Kur'an-ı Kerim ve Türkçe Meali Sayfa 257
11. Peygamberleri onlara dediler ki: “Biz de sizin gibi birer insanız. Fakat Allah kullarından dilediğine nimetini lütfeder. Allah'ın izni olmadıkça bizim size delil getirmemize imkân yoktur. Müminler ancak Allah'a tevekkül etsinler. ”
12. “Bize yollarımızı gösteren Allah'a niçin güvenmeyelim? Sizin bize ettiğiniz eziyete elbette katlanacağız. Tevekkül edenler yalnız Allah'a tevekkül etsinler. ”

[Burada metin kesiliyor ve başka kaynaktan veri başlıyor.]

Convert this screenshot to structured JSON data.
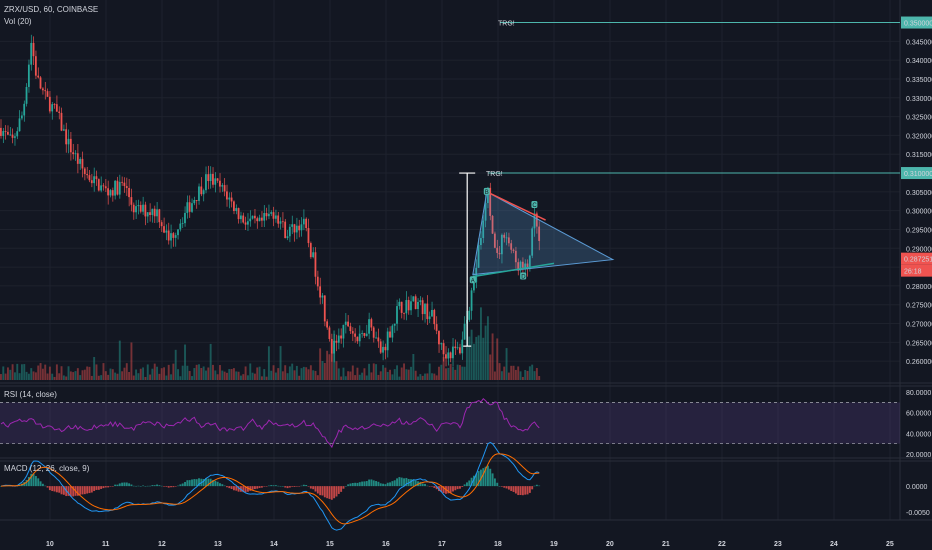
{
  "header": {
    "symbol": "ZRX/USD, 60, COINBASE",
    "vol_label": "Vol (20)"
  },
  "rsi_panel": {
    "label": "RSI (14, close)",
    "ticks": [
      "80.0000",
      "60.0000",
      "40.0000",
      "20.0000"
    ]
  },
  "macd_panel": {
    "label": "MACD (12, 26, close, 9)",
    "ticks": [
      "0.0000",
      "-0.0050"
    ]
  },
  "target_labels": [
    "TRG!",
    "TRG!"
  ],
  "pattern_labels": [
    "B",
    "C",
    "D",
    "A"
  ],
  "price_tags": {
    "upper": "0.350000",
    "mid": "0.310000",
    "last": "0.287251",
    "countdown": "26:18"
  },
  "colors": {
    "background": "#131722",
    "up": "#26a69a",
    "down": "#ef5350",
    "target_line": "#4db6ac",
    "triangle": "#5b9bd5",
    "rsi_line": "#9c27b0",
    "macd_line": "#2196f3",
    "signal_line": "#ff6d00"
  },
  "chart_data": [
    {
      "type": "candlestick",
      "title": "ZRX/USD, 60, COINBASE",
      "xlabel": "",
      "ylabel": "",
      "ylim": [
        0.255,
        0.352
      ],
      "y_ticks": [
        0.345,
        0.34,
        0.335,
        0.33,
        0.325,
        0.32,
        0.315,
        0.31,
        0.305,
        0.3,
        0.295,
        0.29,
        0.285,
        0.28,
        0.275,
        0.27,
        0.265,
        0.26
      ],
      "x_ticks": [
        "10",
        "11",
        "12",
        "13",
        "14",
        "15",
        "16",
        "17",
        "18",
        "19",
        "20",
        "21",
        "22",
        "23",
        "24",
        "25"
      ],
      "price_path": [
        {
          "day": 9.1,
          "price": 0.322
        },
        {
          "day": 9.3,
          "price": 0.318
        },
        {
          "day": 9.5,
          "price": 0.326
        },
        {
          "day": 9.65,
          "price": 0.345
        },
        {
          "day": 9.75,
          "price": 0.335
        },
        {
          "day": 9.9,
          "price": 0.33
        },
        {
          "day": 10.1,
          "price": 0.326
        },
        {
          "day": 10.3,
          "price": 0.318
        },
        {
          "day": 10.6,
          "price": 0.31
        },
        {
          "day": 11.0,
          "price": 0.305
        },
        {
          "day": 11.3,
          "price": 0.307
        },
        {
          "day": 11.5,
          "price": 0.3
        },
        {
          "day": 11.9,
          "price": 0.3
        },
        {
          "day": 12.1,
          "price": 0.292
        },
        {
          "day": 12.5,
          "price": 0.302
        },
        {
          "day": 12.8,
          "price": 0.309
        },
        {
          "day": 13.1,
          "price": 0.305
        },
        {
          "day": 13.4,
          "price": 0.298
        },
        {
          "day": 13.7,
          "price": 0.296
        },
        {
          "day": 14.0,
          "price": 0.3
        },
        {
          "day": 14.2,
          "price": 0.294
        },
        {
          "day": 14.5,
          "price": 0.297
        },
        {
          "day": 14.7,
          "price": 0.286
        },
        {
          "day": 14.85,
          "price": 0.276
        },
        {
          "day": 15.0,
          "price": 0.262
        },
        {
          "day": 15.3,
          "price": 0.27
        },
        {
          "day": 15.5,
          "price": 0.265
        },
        {
          "day": 15.7,
          "price": 0.271
        },
        {
          "day": 15.9,
          "price": 0.262
        },
        {
          "day": 16.2,
          "price": 0.274
        },
        {
          "day": 16.5,
          "price": 0.276
        },
        {
          "day": 16.8,
          "price": 0.272
        },
        {
          "day": 17.0,
          "price": 0.262
        },
        {
          "day": 17.3,
          "price": 0.263
        },
        {
          "day": 17.55,
          "price": 0.281
        },
        {
          "day": 17.8,
          "price": 0.305
        },
        {
          "day": 17.95,
          "price": 0.286
        },
        {
          "day": 18.1,
          "price": 0.295
        },
        {
          "day": 18.3,
          "price": 0.286
        },
        {
          "day": 18.5,
          "price": 0.284
        },
        {
          "day": 18.65,
          "price": 0.299
        },
        {
          "day": 18.75,
          "price": 0.287
        }
      ],
      "horizontal_levels": [
        0.35,
        0.31
      ],
      "triangle": {
        "apex": [
          17.8,
          0.305
        ],
        "bottom": [
          17.55,
          0.283
        ],
        "tip": [
          20.05,
          0.287
        ]
      },
      "measure_line": {
        "day": 17.45,
        "from": 0.264,
        "to": 0.31
      },
      "last_price": 0.287251
    },
    {
      "type": "bar",
      "title": "Vol (20)",
      "note": "volume histogram, relative heights"
    },
    {
      "type": "line",
      "title": "RSI (14, close)",
      "ylim": [
        18,
        84
      ],
      "bands": [
        70,
        30
      ],
      "y_ticks": [
        80,
        60,
        40,
        20
      ]
    },
    {
      "type": "line",
      "title": "MACD (12, 26, close, 9)",
      "ylim": [
        -0.0062,
        0.0045
      ],
      "y_ticks": [
        0.0,
        -0.005
      ]
    }
  ]
}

13. Kâfirler peygamberlerine: “Elbette ki biz sizi ya memleketimizden çıkarırız ya da mutlaka bizim dinimize dönersiniz. ” dediler. Rableri de onlara: “Biz zâlimleri mutlaka helâk edeceğiz. ” diye vahyetti.
14. Onlardan sonra da sizi mutlaka o yere yerleştireceğiz. İşte bu, makamımdan korkan ve vaadimden çekinen kimselere mahsustur.
15. Rablerinden fütuhat istediler. Her inatçı zorba ise hüsrana uğradı.
16. Onun ardından da cehennem var. Orada kendisine irinli su içirilir.
17. Yutmaya çalışır, fakat boğazından geçiremez. Her yandan ölüm geldiği halde yine ölemez. Bunun arkasından da daha çetin bir azap vardır.
18. Rablerini inkâr edenlerin amelleri tıpkı fırtınalı bir günde rüzgârın şiddetle savurduğu küle benzer. Kazandıklarından hiçbir şey elde edemezler. İşte bu, uzak sapıklığın tâ kendisidir.